It is 3 in the afternoon, and my mind starts to wander about ten different things at once. Things like a cat hugging her kitten while sleeping and how my diet coke is not cold enough in spite of being in the refrigerator all night. In the midst of all this wandering, I decide to learn about Myanmar, looking for something unusual in the country. I come across the one-leg rowers of Inle Lake – sounds fascinating, right? So my obsession starts and I start digging deeper on this.

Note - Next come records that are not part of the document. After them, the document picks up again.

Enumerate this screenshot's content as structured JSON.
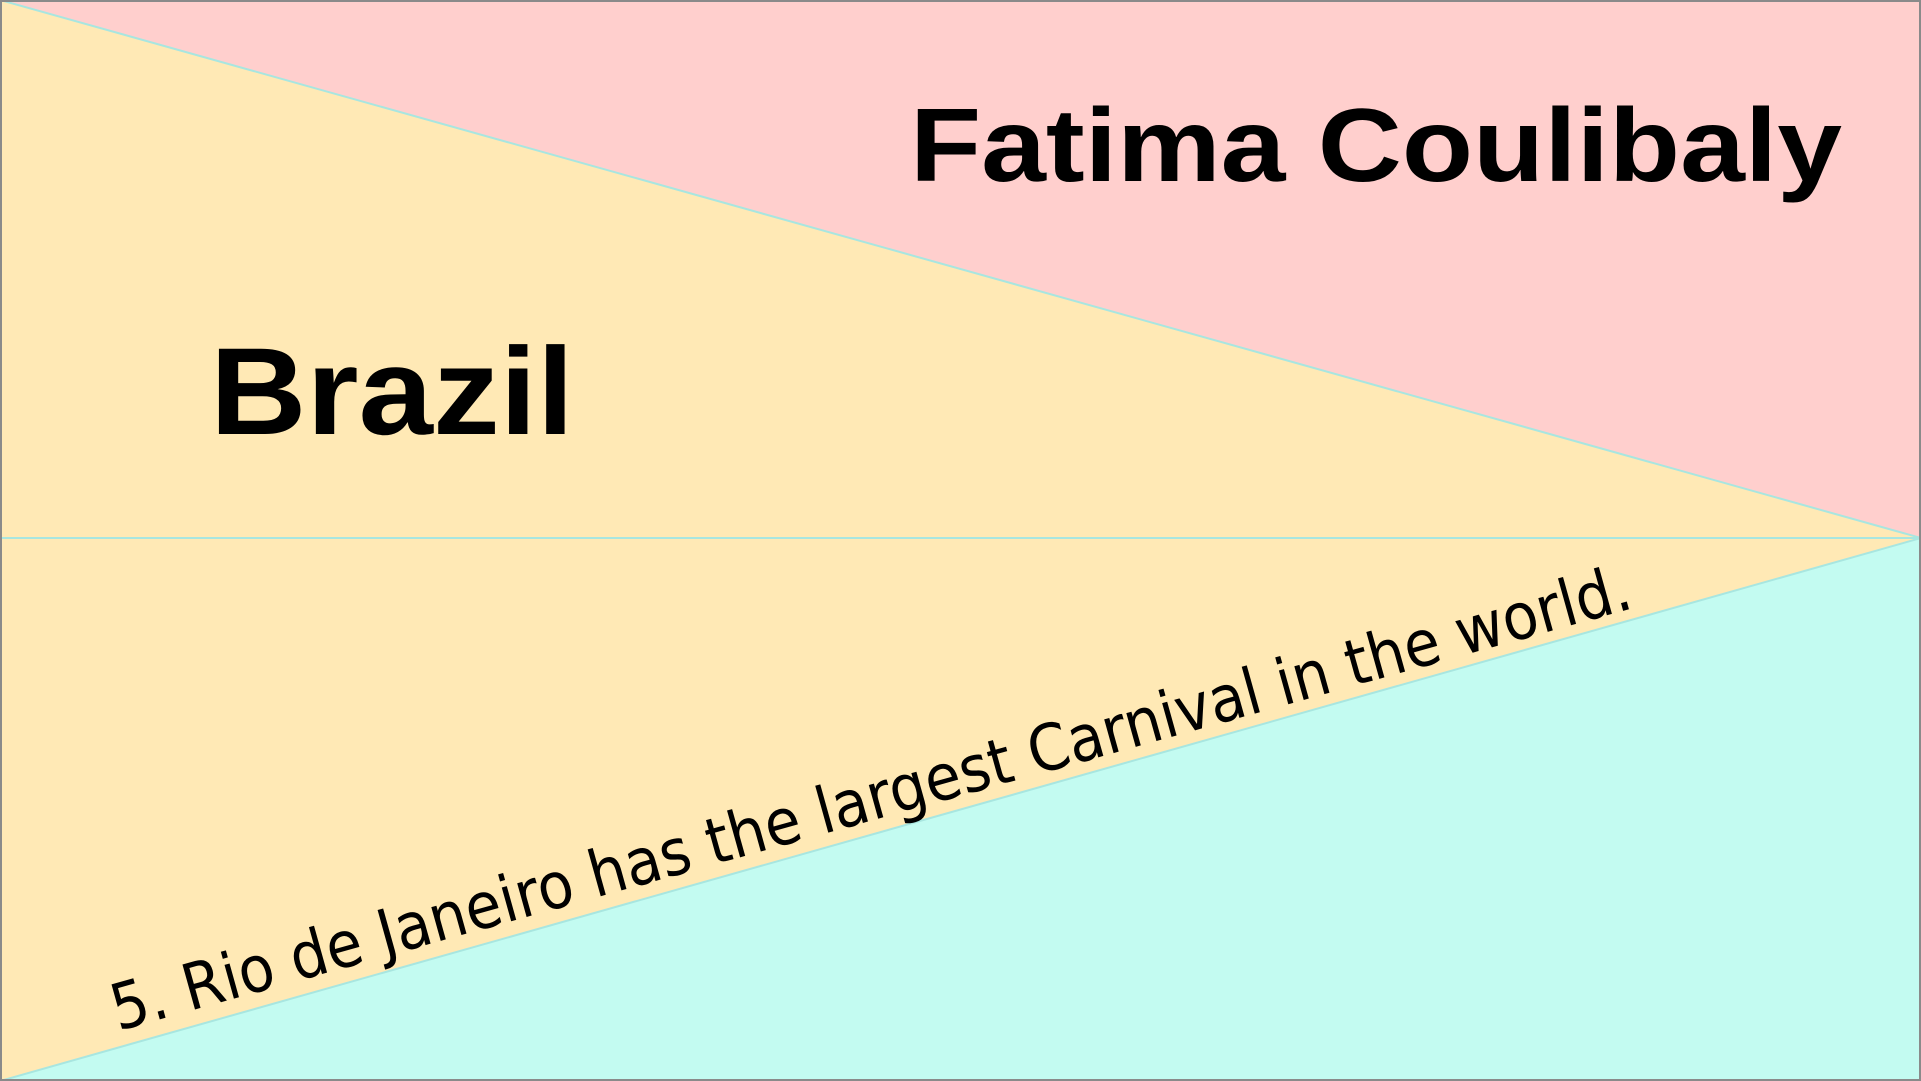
{
  "card": {
    "person_name": "Fatima Coulibaly",
    "country": "Brazil",
    "fact": "5. Rio de Janeiro has the largest Carnival in the world."
  },
  "colors": {
    "top_triangle": "#ffcfcd",
    "middle_region": "#ffe9b5",
    "bottom_triangle": "#c3fbf1",
    "divider_line": "#a8e6e0",
    "frame_border": "#8a8a8a",
    "text": "#000000"
  }
}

Little did I know – for a while now, people from all over the world have been aware of the leg-rowers – and have witnessed them first-hand. While, I was probably still making my plans for the weekend! Inle Lake lies in the heart of Shan State, attracting tourists for its floating gardens, villages built on stilts, stupas, clear water, and the fascinating leg rowers. The leg-rowing technique is used by the fishermen to catch their daily fish, and can be found only in Inle Lake. It is believed to be dated back to the 12th century, and is more of an Intha tradition than just a fishing technique. People living on or by the lake are called Intha, and are depended on the lake for their livelihood, fish being the staple diet.

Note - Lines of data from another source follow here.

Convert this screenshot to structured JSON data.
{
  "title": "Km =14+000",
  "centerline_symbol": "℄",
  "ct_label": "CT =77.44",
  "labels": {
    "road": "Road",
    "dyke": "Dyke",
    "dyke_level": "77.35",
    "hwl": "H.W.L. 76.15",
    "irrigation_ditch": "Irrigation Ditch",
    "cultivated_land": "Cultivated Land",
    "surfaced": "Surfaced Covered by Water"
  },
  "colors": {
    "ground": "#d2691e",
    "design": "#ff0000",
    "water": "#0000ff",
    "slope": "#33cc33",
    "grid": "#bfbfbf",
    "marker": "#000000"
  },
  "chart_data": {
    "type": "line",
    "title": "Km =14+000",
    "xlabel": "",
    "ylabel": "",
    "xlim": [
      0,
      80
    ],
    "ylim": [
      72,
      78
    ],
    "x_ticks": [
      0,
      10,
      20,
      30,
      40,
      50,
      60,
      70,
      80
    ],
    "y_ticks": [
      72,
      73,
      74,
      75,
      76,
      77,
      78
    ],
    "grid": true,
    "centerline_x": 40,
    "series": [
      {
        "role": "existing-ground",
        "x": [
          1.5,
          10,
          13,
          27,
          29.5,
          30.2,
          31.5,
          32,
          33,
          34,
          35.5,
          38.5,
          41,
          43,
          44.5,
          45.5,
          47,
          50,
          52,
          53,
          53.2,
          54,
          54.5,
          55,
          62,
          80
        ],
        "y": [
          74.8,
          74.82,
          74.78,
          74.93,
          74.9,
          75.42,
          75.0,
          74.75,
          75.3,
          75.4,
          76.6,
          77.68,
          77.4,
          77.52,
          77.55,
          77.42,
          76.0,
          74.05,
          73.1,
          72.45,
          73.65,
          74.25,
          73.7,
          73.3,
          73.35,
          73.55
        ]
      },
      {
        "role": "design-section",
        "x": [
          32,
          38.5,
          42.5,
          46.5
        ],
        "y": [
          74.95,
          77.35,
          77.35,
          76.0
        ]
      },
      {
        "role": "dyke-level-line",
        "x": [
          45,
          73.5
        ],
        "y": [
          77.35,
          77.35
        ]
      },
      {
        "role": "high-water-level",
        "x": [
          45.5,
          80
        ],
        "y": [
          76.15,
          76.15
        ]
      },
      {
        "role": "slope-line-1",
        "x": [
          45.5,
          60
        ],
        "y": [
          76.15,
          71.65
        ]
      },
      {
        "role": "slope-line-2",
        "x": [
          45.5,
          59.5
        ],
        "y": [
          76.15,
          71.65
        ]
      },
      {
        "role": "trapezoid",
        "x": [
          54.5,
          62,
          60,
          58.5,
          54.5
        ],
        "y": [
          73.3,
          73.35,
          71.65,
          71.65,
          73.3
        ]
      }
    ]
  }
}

Now, how do they catch their fish using this unique method? I had to know – believe me, it looked tougher than I could depict. This technique requires them to stand on the stern of their flat bottomed wooden boat, while wrapping one leg around the oar. One arm remains free, which allows them to capture the fish in the cone shaped net, and also to get a better view of the lake, making their job easier. The water hyacinth and floating islands form a thick maze underwater, which makes navigating difficult, but this technique makes it easier to view the waterways.
It is as difficult as it sounds, requires a lot of patience and dedication to master it, which is why they start out at a young age. I can only envisage how much time and energy has been invested into learning this technique. They have been passing on this tradition from one generation to the next, and take immense pride in it. And I thought watching David Blaine, the illusionist, do his tricks is the most intriguing thing I would ever see! Women, however still use the old method of using the oars with their hands, while sitting at the stern.
I write this with extreme regard – with times changing, the Intha’s have still managed to keep this tradition alive till date. And hopefully it continues to prevail in the years to come. A festival called Phaung Daw U Pagoda is a 20 days long celebration, where they parade Buddha images from the pagodas around the lake on a raft pulled by hundreds of leg-rowers. They even have leg-rowing competitions, which is taken very seriously by all the participants. Many of them start practicing for it months in advance.
Reading and writing about it, is making my mind itch, and wander to Myanmar. If you happen to visit Myanmar, do not miss out on getting a glimpse of this fascinating world living on water. A beautiful country open to visitors with some of the warmest people. Happy exploring!